A declaração inesperada de Donald Trump de que teria “boa química” com o presidente Luiz Inácio Lula da Silva e a promessa de uma conversa na semana seguinte sacudiram o tabuleiro político brasileiro — e não foi um tremor qualquer: foi um abalo que pegou de surpresa tanto o governo quanto os restos da trupe bolsonarista, que até ontem se julgava dona das portas de Washington. O episódio expõe, mais uma vez, como a geopolítica é jogo de cabo de guerra, mas também nos lembra que as relações internacionais não seguem roteiro definido pelos derrotados da última eleição.
“Tivemos boa química” — Donald Trump. A fala, solta de forma aparentemente espontânea durante um discurso na ONU, foi percebida por observadores e por parlamentares bolsonaristas como um fora do script: Trump vinha crítico e, de repente, faz um parêntese elogioso ao petista e anuncia abertura de diálogo direto. Resultado? Os aliados de Jair Bolsonaro, acostumados a colocar os pés na Casa Branca através de homens como Eduardo Bolsonaro e influenciadores simpáticos ao clã, viram-se deslocados. O terreno que eles julgavam consolidado passou a oscilar.
Uma nova interlocução, um novo jogo
A entrada de Lula nessa interlocução direta com a Casa Branca altera os canais de poder — e isso não é pouca coisa. Até aqui, os principais intermediários eram figuras ligadas à extrema-direita brasileira; agora, o chefe do Executivo brasileiro passa a ocupar a linha direta. É uma mudança que pode significar desde ajuste fino na pauta comercial até negociações mais amplas sobre política climática, investimento e, claro, sanções e sobretaxas.
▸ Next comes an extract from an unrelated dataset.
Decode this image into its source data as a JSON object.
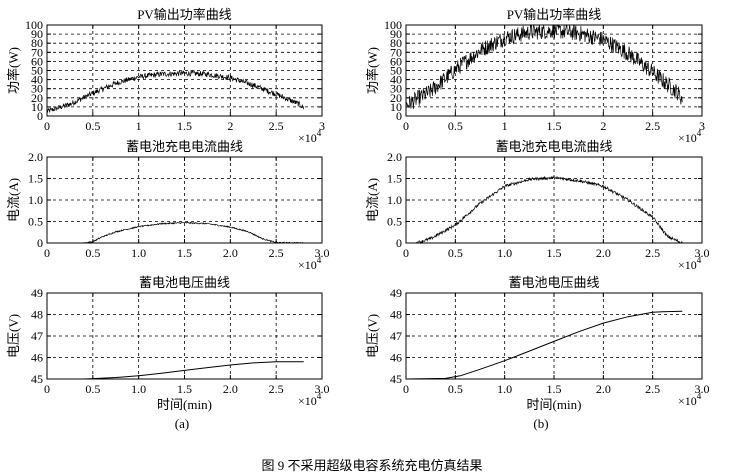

Para os bolsonaristas, essa possibilidade é um pesadelo: perder influência nas negociações com os EUA significa perder o lastro de poder que lhes restava. Por isso o incômodo diante da fala de Trump, vista por aliados do ex-presidente como sinal de que acordos futuros poderiam minimizar medidas punitivas que o governo norte-americano impôs ao Brasil. E essa apreensão se mistura com um temor mais profundo: a de que suas redes de proteção diplomática estejam derretendo.
Mas não sejamos simplistas: a aproximação também tem custos e riscos. O imperialismo dos EUA não entrega bondades de graça; tudo é moeda de troca. É preciso que o governo Lula saiba negociar sem entregar aquilo que é patrimônio do povo brasileiro. Estatais, soberania e políticas públicas não podem virar moeda de barganha para agradar a Washington. Lula ocupa uma posição estratégica para reverter a lógica privatizante que a direita tentou enfiar goela abaixo do país — e não será via apertos de mão com magnatas estrangeiros que largaremos essa luta.
O episódio, no fundo, revela outra coisa importante: a direita brasileira subestimou a capacidade de Lula de reposicionar o Brasil sem depender das antigas vettas de influência. E Trump, sempre oportunista e teatral, percebeu o espaço aberto para negociar direto com quem, efetivamente, governa. Isso expõe um fato óbvio que alguns preferem fingir não ver: a política externa se realinha conforme interesses práticos, não conforme fofocas de redes sociais.
Ao mesmo tempo, cabe a nós, militantes e organizações populares, manter o pé firme. Não se trata de romantizar encontros entre chefes de Estado, mas de exigir que qualquer aproximação sirva para fortalecer a soberania nacional, combater privilégios dos bilionários amigos do Trump e de outros oligarcas, e impedir que privatizações e entregadas de ativos públicos voltem ao cardápio. Lula e o PT têm a oportunidade histórica de transformar essa abertura em alavanca para políticas de desenvolvimento soberano e justiça social — se não cederem às pressões do mercado internacional.
O recado que fica é claro: a direita perde terreno quando o povo decide governar pelo povo, e não por seus lobistas. A conversa entre Trump e Lula pode ser um episódio de bastidores, mas não é neutra. Cabe à militância vigiar, mobilizar e empurrar o governo para a rota de retomada das funções públicas, da proteção aos trabalhadores e da luta efetiva contra as privatizações que tanto agradam os barões do capital. Querem negociar? Que negociem em favor do Brasil e da nossa soberania — e não para salvar o pescoço de donos de empresas e banqueiros.